Headline.co.id, Jakarta ~ Terpilihnya László Krasznahorkai, novelis asal Hungaria, sebagai penerima Hadiah Nobel Sastra 2025 menarik perhatian dari berbagai kalangan, termasuk akademisi dan sastrawan. Prof. Aprinus Salam, dosen di Departemen Sastra dan Bahasa, Fakultas Ilmu Budaya (FIB) UGM, menilai bahwa pemilihan ini menunjukkan kepekaan panitia Nobel Sastra terhadap isu krisis eksistensial dan moral yang melanda dunia saat ini.
Menurut Aprinus, panitia Nobel Sastra setiap tahunnya mampu mengidentifikasi persoalan dunia yang penting. Lembaga ini dikenal berhati-hati dan terdiri dari juri yang berpengalaman serta ahli di bidangnya. Aprinus menilai bahwa dunia saat ini berada dalam situasi yang “apokaliptik”, dan karya sastra seperti milik Krasznahorkai dapat membantu manusia menyadari dan menghadapi kenyataan tersebut.
Di Indonesia, banyak peristiwa besar telah terjadi, seperti pada tahun 1965 dan 1998, yang menyebabkan ribuan korban jiwa. Namun, menurut Aprinus, yang lebih mengerikan adalah dampak setelah peristiwa tersebut, yaitu runtuhnya moral dan spiritualitas. “Anehnya, kita tidak memiliki keberanian yang jujur dan berani untuk memperbaiki itu semua. Kondisi kita tidak lebih baik bahkan dibanding peristiwa mengerikan itu. László Krasznahorkai mengingatkan itu kembali,” ujarnya pada Jumat (17/10).
Aprinus berpendapat bahwa setiap penulis sastra yang serius akan berusaha menciptakan pembaharuan dalam teknik, pengetahuan, dan cara pandang terhadap manusia dan dunia. Hal ini menjadi kriteria penting untuk dianggap layak mendapatkan Nobel Sastra. Pembaharuan tersebut membantu manusia memahami ulang dunia yang terus berubah agar tidak terjebak dalam pemahaman yang tumpul. “Dalam situasi seperti itu, tentu panitia Nobel Sastra kadang juga bersikap politis untuk sekali setahun menyegarkan dunia dengan isu-isu yang mungkin penting diperbincangkan kembali,” tambahnya.

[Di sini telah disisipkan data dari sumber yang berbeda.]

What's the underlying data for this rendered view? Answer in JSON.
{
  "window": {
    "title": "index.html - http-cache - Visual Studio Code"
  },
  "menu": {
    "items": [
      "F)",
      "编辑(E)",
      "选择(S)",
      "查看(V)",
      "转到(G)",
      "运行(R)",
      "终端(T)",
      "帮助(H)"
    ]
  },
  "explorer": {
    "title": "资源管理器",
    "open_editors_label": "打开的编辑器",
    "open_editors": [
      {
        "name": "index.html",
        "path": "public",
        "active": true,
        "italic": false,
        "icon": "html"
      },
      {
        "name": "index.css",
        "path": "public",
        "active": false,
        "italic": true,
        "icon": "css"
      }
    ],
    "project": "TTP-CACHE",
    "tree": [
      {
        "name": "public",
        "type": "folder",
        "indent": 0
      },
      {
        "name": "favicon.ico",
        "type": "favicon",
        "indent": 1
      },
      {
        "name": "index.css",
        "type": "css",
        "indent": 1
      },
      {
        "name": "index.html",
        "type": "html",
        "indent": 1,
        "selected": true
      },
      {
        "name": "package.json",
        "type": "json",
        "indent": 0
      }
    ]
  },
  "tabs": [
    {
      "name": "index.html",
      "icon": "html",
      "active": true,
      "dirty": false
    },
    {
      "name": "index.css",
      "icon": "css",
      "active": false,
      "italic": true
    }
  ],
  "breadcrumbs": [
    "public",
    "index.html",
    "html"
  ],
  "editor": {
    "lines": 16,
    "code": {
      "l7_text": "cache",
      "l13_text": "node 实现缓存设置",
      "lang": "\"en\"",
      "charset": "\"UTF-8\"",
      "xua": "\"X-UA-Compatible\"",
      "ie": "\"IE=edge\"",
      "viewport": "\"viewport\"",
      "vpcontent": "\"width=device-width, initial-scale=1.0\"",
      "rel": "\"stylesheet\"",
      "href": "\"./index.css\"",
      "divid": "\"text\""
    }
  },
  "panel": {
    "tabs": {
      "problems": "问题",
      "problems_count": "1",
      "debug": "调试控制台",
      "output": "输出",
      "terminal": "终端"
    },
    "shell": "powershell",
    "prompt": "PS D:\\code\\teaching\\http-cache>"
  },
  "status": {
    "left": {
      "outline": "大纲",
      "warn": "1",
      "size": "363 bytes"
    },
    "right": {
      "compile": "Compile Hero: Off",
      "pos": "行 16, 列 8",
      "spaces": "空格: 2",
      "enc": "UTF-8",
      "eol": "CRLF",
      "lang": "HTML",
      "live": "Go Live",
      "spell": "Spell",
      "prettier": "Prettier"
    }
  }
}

Menjawab pertanyaan mengapa sastra Indonesia belum menembus panggung penghargaan dunia seperti Nobel Sastra, Aprinus menekankan bahwa menulis sastra adalah perjuangan kemanusiaan yang tinggi. Sayangnya, situasi ekonomi, politik, dan kultural di Indonesia belum mendukung perjuangan semacam itu. “Menulis sastra keren itu berat. Ia adalah pekerjaan ‘melawan dunia’ yang tidak adil. Dibutuhkan pengetahuan yang luas dan keberanian moral yang dalam,” katanya.
Selain faktor struktural, Aprinus melihat kendala mendasar juga terletak pada karakter masyarakat Indonesia sendiri. Menurutnya, banyak penulis Indonesia cepat puas dan belum terbiasa dengan kerja keras untuk menulis karya yang benar-benar mendalam. Meski begitu, ia tetap mengakui bahwa sudah ada karya-karya bagus yang lahir dari tanah air. “Tapi kita perlu lembaga di tingkat negara yang fokus menerjemahkan karya Indonesia ke bahasa asing agar bisa dikenal dunia,” harapnya.
Lebih lanjut, Aprinus juga menilai bahwa kampus memiliki peran penting dalam melahirkan peneliti dan kritikus sastra. Meski bukan merupakan hasil dari kurikulum, kampus bisa memberikan fasilitas bagi mereka yang ingin berjuang secara individual. “Selain itu, Pemerintah (Kementerian Kebudayaan) jauh lebih berpeluang dan berperan besar. Lembaga itu juga punya dana yang besar yang bisa dialokasikan dananya untuk memfasilitasi mereka yang mau menulis dengan serius,” tegas Aprinus.
Aprinus juga kembali menegaskan jika sastra di Indonesia ingin menembus panggung dunia seperti Nobel Sastra, dibutuhkan ketekunan, kesabaran, dan kedisiplinan tinggi. “Jangan mudah tergoda popularitas sesaat. Penulis harus mengikuti perkembangan pemikiran global, memahami situasi yang pelik, dan siap tidak dihargai. Menulis sastra itu berat, dan kesadaran akan beratnya itulah yang sering kali kita remehkan,” pungkas Aprinus.